Lost in the Desert
It was becoming a hot late summer morning in the Arizona “Valley of the Sun”, and I was trying to stay on a trail near the Superstition Mountains. My goal was to hike into, and up one of the mountains before afternoon. However, being used to hikiing more in areas where there are more trees and bushes, I quickly learned how easy it is to lose track of the trail when there is much less vegetation. This was new terrain for me. Does the trail go right of the sagebruch, or left? It was hard to tell. Sometimes our spiritual life seems just like that. We enter “new terrain” and feel lost or confused.
Some helpful things came to mind on that hike. One, I had to keep my bearings. I knew the Superstition Mountains were west and in front of me, and were the goal of the hike, and the “valley” were I had come from was behind me. Those markers were key and I had to keep them in mind. Another factor was considering where would each direction potentially take me. Did the potential routes of going right or left appear to take me where I hoped to go? If I go the wrong direction, would that put me off track, and even worse, put me in in a situation where I am lost and alone in the blazing afternoon heat. Finally, I had to look for more finite details in the immediate surroundings, namely footprints or cairns (stacks of rocks left as trail markers). Which of those may be there to help me see where others had gone before me.

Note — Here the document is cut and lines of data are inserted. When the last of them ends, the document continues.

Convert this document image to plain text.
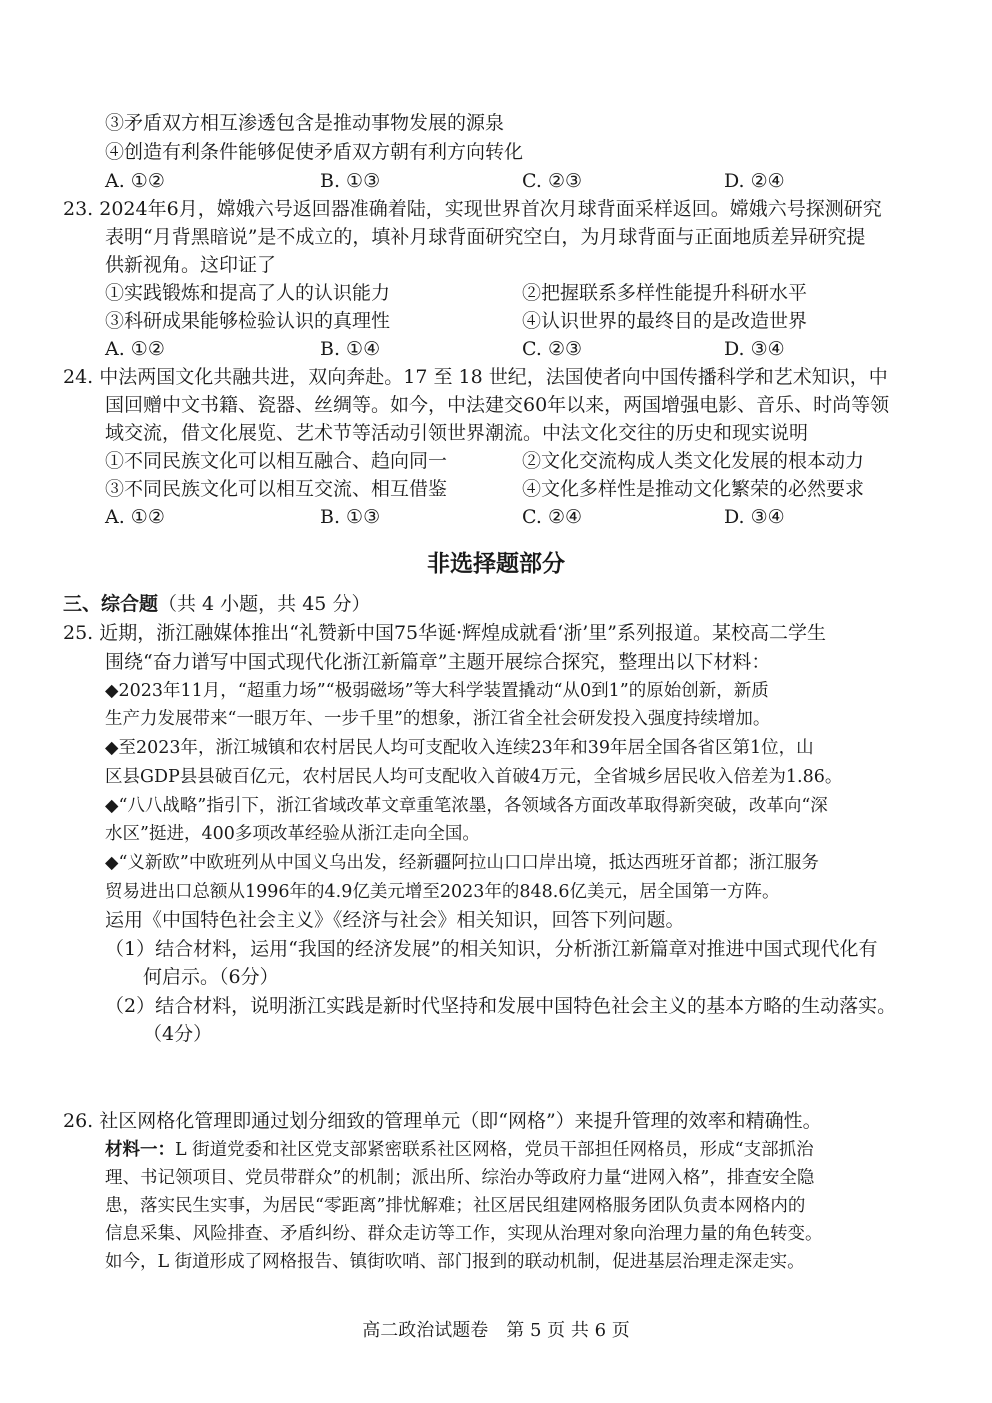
③矛盾双方相互渗透包含是推动事物发展的源泉
④创造有利条件能够促使矛盾双方朝有利方向转化
A. ①②	B. ①③	C. ②③	D. ②④
23. 2024年6月，嫦娥六号返回器准确着陆，实现世界首次月球背面采样返回。嫦娥六号探测研究
表明“月背黑暗说”是不成立的，填补月球背面研究空白，为月球背面与正面地质差异研究提
供新视角。这印证了
①实践锻炼和提高了人的认识能力	②把握联系多样性能提升科研水平
③科研成果能够检验认识的真理性	④认识世界的最终目的是改造世界
A. ①②	B. ①④	C. ②③	D. ③④
24. 中法两国文化共融共进，双向奔赴。17 至 18 世纪，法国使者向中国传播科学和艺术知识，中
国回赠中文书籍、瓷器、丝绸等。如今，中法建交60年以来，两国增强电影、音乐、时尚等领
域交流，借文化展览、艺术节等活动引领世界潮流。中法文化交往的历史和现实说明
①不同民族文化可以相互融合、趋向同一	②文化交流构成人类文化发展的根本动力
③不同民族文化可以相互交流、相互借鉴	④文化多样性是推动文化繁荣的必然要求
A. ①②	B. ①③	C. ②④	D. ③④
非选择题部分
三、综合题（共 4 小题，共 45 分）
25. 近期，浙江融媒体推出“礼赞新中国75华诞·辉煌成就看‘浙’里”系列报道。某校高二学生
围绕“奋力谱写中国式现代化浙江新篇章”主题开展综合探究，整理出以下材料：
◆2023年11月，“超重力场”“极弱磁场”等大科学装置撬动“从0到1”的原始创新，新质
生产力发展带来“一眼万年、一步千里”的想象，浙江省全社会研发投入强度持续增加。
◆至2023年，浙江城镇和农村居民人均可支配收入连续23年和39年居全国各省区第1位，山
区县GDP县县破百亿元，农村居民人均可支配收入首破4万元，全省城乡居民收入倍差为1.86。
◆“八八战略”指引下，浙江省域改革文章重笔浓墨，各领域各方面改革取得新突破，改革向“深
水区”挺进，400多项改革经验从浙江走向全国。
◆“义新欧”中欧班列从中国义乌出发，经新疆阿拉山口口岸出境，抵达西班牙首都；浙江服务
贸易进出口总额从1996年的4.9亿美元增至2023年的848.6亿美元，居全国第一方阵。
运用《中国特色社会主义》《经济与社会》相关知识，回答下列问题。
（1）结合材料，运用“我国的经济发展”的相关知识，分析浙江新篇章对推进中国式现代化有
何启示。（6分）
（2）结合材料，说明浙江实践是新时代坚持和发展中国特色社会主义的基本方略的生动落实。
（4分）
26. 社区网格化管理即通过划分细致的管理单元（即“网格”）来提升管理的效率和精确性。
材料一：L 街道党委和社区党支部紧密联系社区网格，党员干部担任网格员，形成“支部抓治
理、书记领项目、党员带群众”的机制；派出所、综治办等政府力量“进网入格”，排查安全隐
患，落实民生实事，为居民“零距离”排忧解难；社区居民组建网格服务团队负责本网格内的
信息采集、风险排查、矛盾纠纷、群众走访等工作，实现从治理对象向治理力量的角色转变。
如今，L 街道形成了网格报告、镇街吹哨、部门报到的联动机制，促进基层治理走深走实。
高二政治试题卷　第 5 页 共 6 页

As I look back at that “adventure”, and all that took place then, I find similarities with the current context of my life. I am in a new “environment”, with a destination in front of me, but a definite lack of certainty of how to get there.
So I need to apply the same principles. Where am I on the map? What is in front of me? Behind me? My context?
Where would various “directions” take me? Would I get where I hope to go? Would the wrong path put me and those close to me in unnecessary “danger”?
What “markers” have been left by others? As a Christian, much of this means looking not just at those in my immediate context, but more importantly at the “Ancient Paths” of Scripture, and of Christians throughout history who have traversed challening circumstances. What was their mindset? How did their faith in Christ sustain them? How did they discern and make decisions in their particular situations?
Years later I would encounter similar hiking challenges in other environments, namely snow-covered ones (those stories for another day), but the same principles applied. I doubt my current challenge will not be my last either.